Pulmonary involvement is usually found and is not indicative of an MPA.

In the laboratory, one finds CRP and erythrocyte sedimentation rate increased as a sign of inflammation. It comes to leukocytosis. The disease is usually seen as a negative ANCA.

Diagnosis

According to the ACR criteria, the diagnosis of the PAN can be provided if at least 3 of the following criteria are met 10.

Differential Diagnosis

• Microscopic polyangiitis
• Other vasculitides
• Systemic lupus erythematosus

Therapy

The PAN is usually treated with corticosteroids and cyclophosphamide or azathioprine. As part of a hepatitis B and this is treated, resulting in the improvement of symptoms.

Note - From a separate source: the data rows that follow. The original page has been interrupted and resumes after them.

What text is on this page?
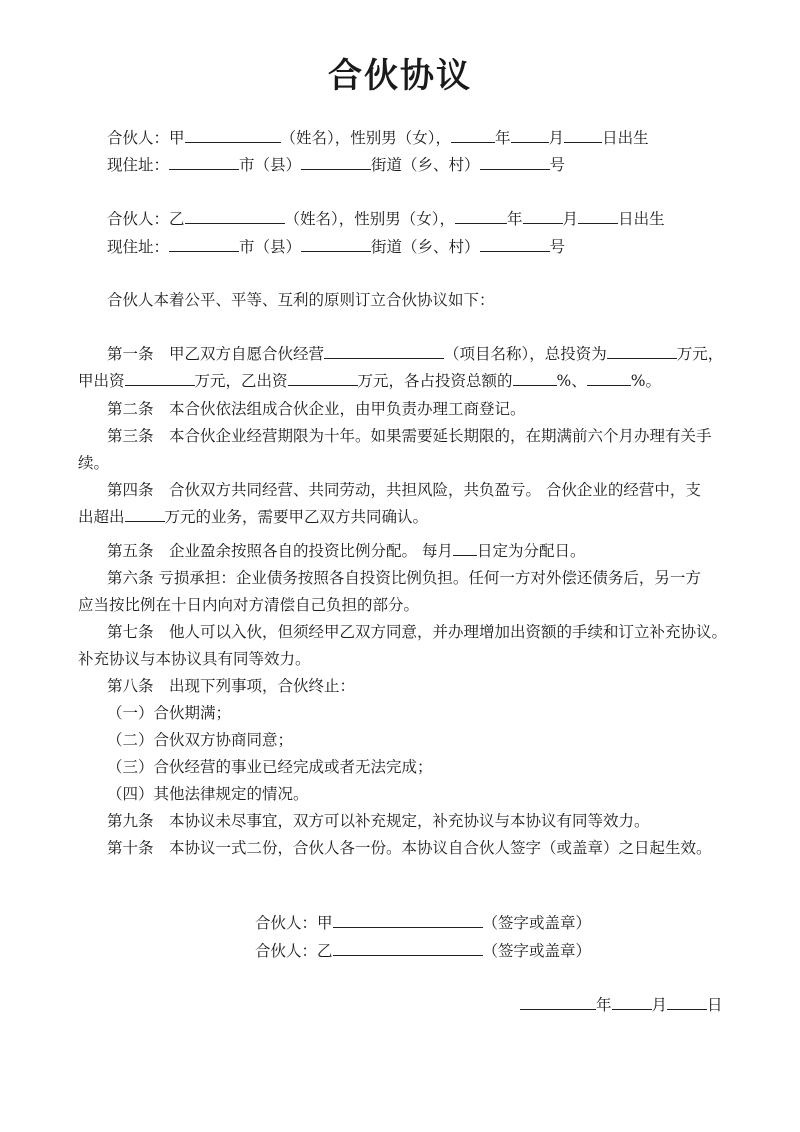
合伙协议
合伙人：甲	（姓名），性别男（女），	年 月 日出生
现住址：	市（县）	街道（乡、村）	号
合伙人：乙	（姓名），性别男（女），	年	月	日出生
现住址：	市（县）	街道（乡、村）	号
合伙人本着公平、平等、互利的原则订立合伙协议如下：
第一条　甲乙双方自愿合伙经营	（项目名称），总投资为	万元，
甲出资	万元，乙出资	万元，各占投资总额的	%、	%。
第二条　本合伙依法组成合伙企业，由甲负责办理工商登记。
第三条　本合伙企业经营期限为十年。如果需要延长期限的，在期满前六个月办理有关手
续。
第四条　合伙双方共同经营、共同劳动，共担风险，共负盈亏。 合伙企业的经营中，支
出超出	万元的业务，需要甲乙双方共同确认。
第五条　企业盈余按照各自的投资比例分配。 每月 日定为分配日。
第六条 亏损承担：企业债务按照各自投资比例负担。任何一方对外偿还债务后，另一方
应当按比例在十日内向对方清偿自己负担的部分。
第七条　他人可以入伙，但须经甲乙双方同意，并办理增加出资额的手续和订立补充协议。
补充协议与本协议具有同等效力。
第八条　出现下列事项，合伙终止：
（一）合伙期满；
（二）合伙双方协商同意；
（三）合伙经营的事业已经完成或者无法完成；
（四）其他法律规定的情况。
第九条　本协议未尽事宜，双方可以补充规定，补充协议与本协议有同等效力。
第十条　本协议一式二份，合伙人各一份。本协议自合伙人签字（或盖章）之日起生效。
合伙人：甲	（签字或盖章）
合伙人：乙	（签字或盖章）
年	月	日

Since the success of treatment depends crucially on the severity of the polyarteritis nodosa, most have been subdivided according to a five-factor score. In a mild form ( score = 0) 50% of patients achieve remission with glucocorticoids alone, although 40 % suffer a relapse and then need an additional immunosuppressive agent - usually Cyclopshosphamid or azathioprine. In severe forms or in renal infarction and visceral investments is usually started immediately with a combination therapy. Although this lack comparative analyzes, but is usually done several weeks of high-dose therapy with glucocorticoids. Then the dose is gradually reduced step by step over six to twelve months. Cyclophosphamide is no more than a year, mostly given because of the toxicity.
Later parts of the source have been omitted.